Homosexual persons are called to chastity. By the virtues of self-mastery that teach them inner freedom, at times by the support of disinterested friendship, by prayer and sacramental grace, they can and should gradually and resolutely approach Christian perfection.
This passage from the Catechism clearly states that the Church loves and welcomes homosexual persons as brothers and sisters in the Lord. While the Church teaches that same-sex attraction is disordered, that does not mean that persons who experience same-sex attraction are disordered, and all of us experience disordered desires that make us more prone to some sins than others. For example, some people have attractions to intemperate consumption of alcohol. The attraction to intemperate consumption is disordered, but the person who experiences the attraction is not.
This passage also makes clear that homosexual persons are called to lead lives of chaste celibacy. It’s a beautiful vocation, but it’s one that requires a lot of support from friends and family.

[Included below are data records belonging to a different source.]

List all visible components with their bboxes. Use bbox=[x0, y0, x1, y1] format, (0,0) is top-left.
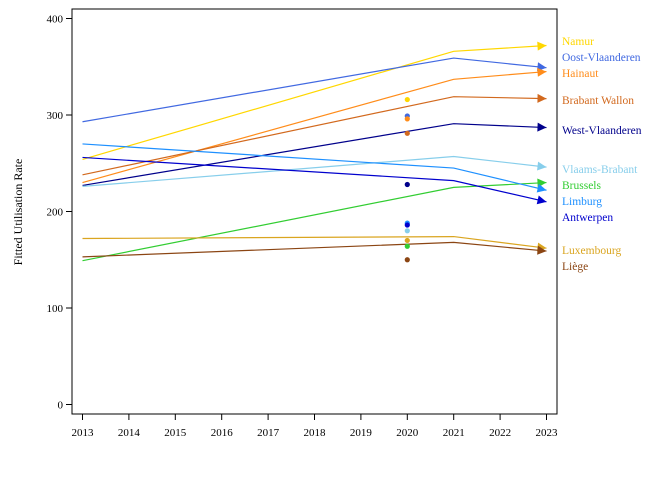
series-line bbox=[82, 181, 547, 262]
series-line bbox=[82, 235, 547, 249]
series-label: Oost-Vlaanderen bbox=[562, 52, 641, 64]
series-line bbox=[82, 96, 547, 176]
series-line bbox=[82, 241, 547, 258]
series-arrowhead bbox=[536, 195, 547, 205]
y-tick-label: 200 bbox=[47, 207, 64, 219]
x-tick-label: 2020 bbox=[396, 427, 419, 439]
series-arrowhead bbox=[537, 122, 547, 132]
y-tick-label: 0 bbox=[58, 400, 64, 412]
x-axis: 2013 2014 2015 2016 2017 2018 2019 2020 2021 2022… bbox=[72, 414, 559, 439]
series-line bbox=[82, 155, 547, 188]
series-arrowhead bbox=[536, 183, 547, 193]
plot-frame bbox=[71, 8, 558, 415]
series-labels: Namur Oost-Vlaanderen Hainaut Brabant Wallo… bbox=[562, 36, 642, 273]
series-arrowhead bbox=[537, 161, 547, 171]
series-point-2020 bbox=[404, 257, 410, 263]
series-line bbox=[82, 70, 547, 184]
y-axis-title: Fitted Utilisation Rate bbox=[11, 159, 25, 266]
series-line bbox=[82, 143, 547, 191]
series-point-2020 bbox=[404, 130, 410, 136]
series-arrowhead bbox=[537, 41, 547, 51]
y-tick-label: 300 bbox=[47, 110, 64, 122]
series-label: Vlaams-Brabant bbox=[562, 164, 638, 176]
series-point-2020 bbox=[404, 237, 410, 244]
series-lines bbox=[82, 41, 547, 262]
series-line bbox=[82, 123, 547, 187]
series-label: Luxembourg bbox=[562, 245, 621, 257]
x-tick-label: 2014 bbox=[118, 427, 141, 439]
series-label: Liège bbox=[562, 261, 588, 273]
series-point-2020 bbox=[404, 181, 410, 188]
series-arrowhead bbox=[537, 245, 547, 255]
x-tick-label: 2013 bbox=[72, 427, 95, 439]
series-label: Brabant Wallon bbox=[562, 95, 634, 107]
series-label: Limburg bbox=[562, 196, 602, 208]
series-point-2020 bbox=[404, 228, 410, 234]
series-point-2020 bbox=[404, 243, 410, 249]
series-label: Hainaut bbox=[562, 68, 599, 80]
x-tick-label: 2015 bbox=[164, 427, 187, 439]
series-line bbox=[82, 44, 547, 160]
series-label: Brussels bbox=[562, 180, 602, 192]
series-point-2020 bbox=[404, 96, 410, 103]
series-label: Antwerpen bbox=[562, 212, 613, 224]
y-tick-label: 100 bbox=[47, 303, 64, 315]
series-point-2020 bbox=[404, 116, 410, 122]
x-tick-label: 2019 bbox=[350, 427, 373, 439]
x-tick-label: 2021 bbox=[443, 427, 465, 439]
x-tick-label: 2016 bbox=[211, 427, 234, 439]
series-point-2020 bbox=[404, 222, 410, 228]
series-line bbox=[82, 57, 547, 123]
y-axis: 0 100 200 300 400 bbox=[47, 14, 72, 412]
series-arrowhead bbox=[537, 93, 547, 103]
x-tick-label: 2022 bbox=[489, 427, 511, 439]
x-tick-label: 2017 bbox=[257, 427, 280, 439]
x-tick-label: 2023 bbox=[536, 427, 559, 439]
series-points-2020 bbox=[404, 96, 410, 263]
series-label: Namur bbox=[562, 36, 594, 48]
x-tick-label: 2018 bbox=[304, 427, 327, 439]
series-arrowhead bbox=[537, 67, 547, 77]
series-label: West-Vlaanderen bbox=[562, 125, 642, 137]
series-line bbox=[82, 156, 547, 203]
y-tick-label: 400 bbox=[47, 14, 64, 26]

The U.S. Conference of Catholic Bishops explains what we as Catholics can do to help our homosexual brothers and sisters in Christ in their 2006 document “Ministry to Persons with a Homosexual Inclination”:
One way in which the Church can aid persons with a homosexual inclination is by nurturing the bonds of friendship among people. In their analysis of human nature, the ancient philosophers recognized that friendship is absolutely essential for the good life, for true happiness. Friendships of various kinds are necessary for a full human life, and they are likewise necessary for those attempting to live chastely in the world. There can be little hope of living a healthy, chaste life without nurturing human bonds. Living in isolation can ultimately exacerbate one’s disordered tendencies and undermine the practice of chastity.
When I was in college, a very wise old priest once explained to me that every man needs brothers and every woman needs sisters in order to pursue holiness. Our bishops say here that this is especially true of those of us, homosexual and heterosexual, who are called to the vocation of chaste celibacy.
Homosexual persons and all persons called to vocations of chaste celibacy need our love, our friendship, and our support in order to successfully lead holy lives.
As Catholics, let’s all make a commitment to do a better job of extending our hands in love in friendship to these people who are just as special in the eyes of God as you or I are.